Yassine, stagiaire au BAG
Côté français, leur CAP d’électricien, leur BEP ou leur bac pro en usinage ou en informatique ne leur ont pas permis de décrocher mieux que de l’intérim. Alors, la perspective d’une embauche ferme les motive. Yoann ne regrette pas d’avoir totalement bifurqué de la voie du bac littéraire, ni Thomas de faire le long trajet tous les jours depuis Seebach, à l’extrémité nord de l’Alsace. La perspective de travailler en Allemagne leur convient. Plusieurs vivent l’expérience par procuration avec des parents ou proches eux-mêmes travailleurs frontaliers. « On voit que ça fait vivre la famille depuis vingt ans », appuient-ils.
Un an de pré-qualification
Mais pour cela, il leur faudra apprendre ou retrouver le minimum de bagage en langue allemande de la vie courante et du quotidien de l’usine. Il leur faudra aussi confirmer leur motivation. Tels sont les deux objectifs de la « pré-qualification » d’un an qu’ils ont démarrée à la BAG. Ce parcours préalable a été aménagé sur mesure pour les apprentis alsaciens qui s’engageront ensuite dans 3 ans et demi de cursus technique classique au sein de la BAG. Ils obtiendront ensuite en deux étapes des diplômes de mécanicien industriel et de technicien des procédés, reconnus nationalement en Allemagne. La construction de la phase préalable résulte de la rencontre entre BAG, la Mission locale pour l’emploi de Strasbourg, la Maison de l’emploi de Strasbourg, la Région Alsace et la Bundesagentur für Arbeit, équivalent allemand de Pôle emploi. Ces trois dernières structures se répartissent les 580 euros de coût mensuel par apprenti.
Bilinguisme et motivation
Avant même le début de la pré-qualification, les partenaires ont multiplié les visites de la BAG, de la BSW et d’autres entreprises métallurgiques dans le cadre de stages d’immersion et d’évaluation sommaire de l’aptitude professionnelle.

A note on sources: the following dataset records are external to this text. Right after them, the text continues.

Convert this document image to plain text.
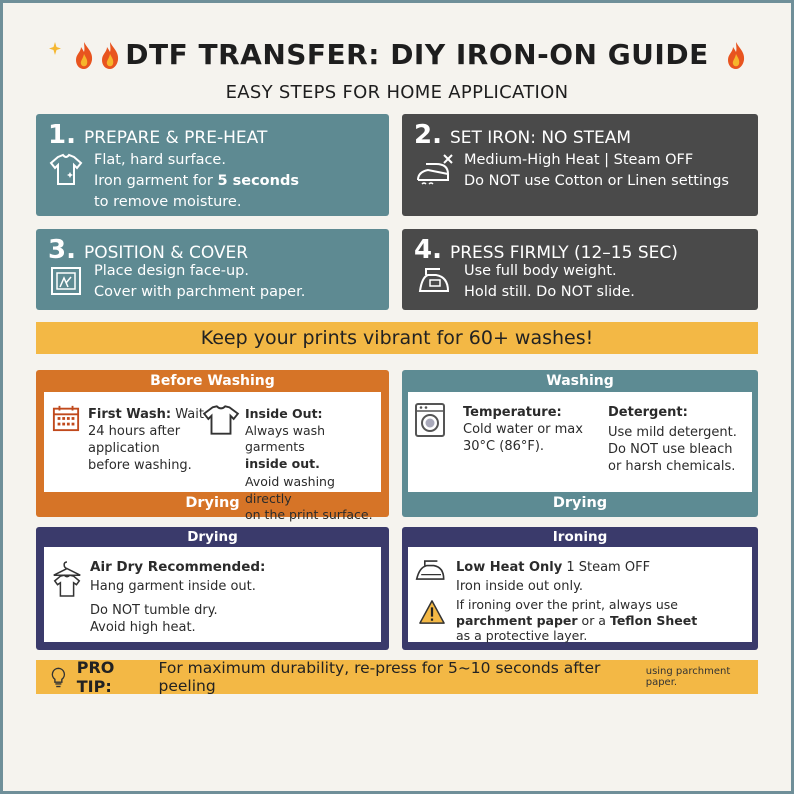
DTF TRANSFER: DIY IRON-ON GUIDE
EASY STEPS FOR HOME APPLICATION
1. PREPARE & PRE-HEAT
Flat, hard surface.
Iron garment for 5 seconds
to remove moisture.
2. SET IRON: NO STEAM
Medium-High Heat | Steam OFF
Do NOT use Cotton or Linen settings
3. POSITION & COVER
Place design face-up.
Cover with parchment paper.
4. PRESS FIRMLY (12–15 SEC)
Use full body weight.
Hold still. Do NOT slide.
Keep your prints vibrant for 60+ washes!
Before Washing
First Wash: Wait
24 hours after
application
before washing.
Inside Out:
Always wash garments
inside out.
Avoid washing directly
on the print surface.
Drying
Washing
Temperature:
Cold water or max
30°C (86°F).
Detergent:
Use mild detergent.
Do NOT use bleach
or harsh chemicals.
Drying
Drying
Air Dry Recommended:
Hang garment inside out.
Do NOT tumble dry.
Avoid high heat.
Ironing
Low Heat Only 1 Steam OFF
Iron inside out only.
If ironing over the print, always use
parchment paper or a Teflon Sheet
as a protective layer.
PRO TIP:
For maximum durability, re-press for 5~10 seconds after peeling
using parchment paper.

Il s’agissait de bien s’assurer de la motivation des candidats. Les intégrer est un investissement : nous finançons intégralement les 3 ans et demi de notre cursus standard, ce qui représente 75 000 euros par apprenti.
Bernd Wiegele, le directeur du centre BAG
L’apprentissage a débuté par un mois exclusivement consacré à l’apprentissage de l’allemand dans un organisme de formation installé à Kehl. Les cours d’allemand se sont ensuite poursuivis de façon intensive à la BAG pendant un peu plus d’un mois, en alternance avec un début d’apprentissage technique. L’aciérie a ressenti très concrètement l’effet de la moindre maîtrise de la langue de Goethe par les Alsaciens : en dix ans, les frontaliers français sont passés de 120 à 60, alors que l’effectif total est resté constant à 850 personnes.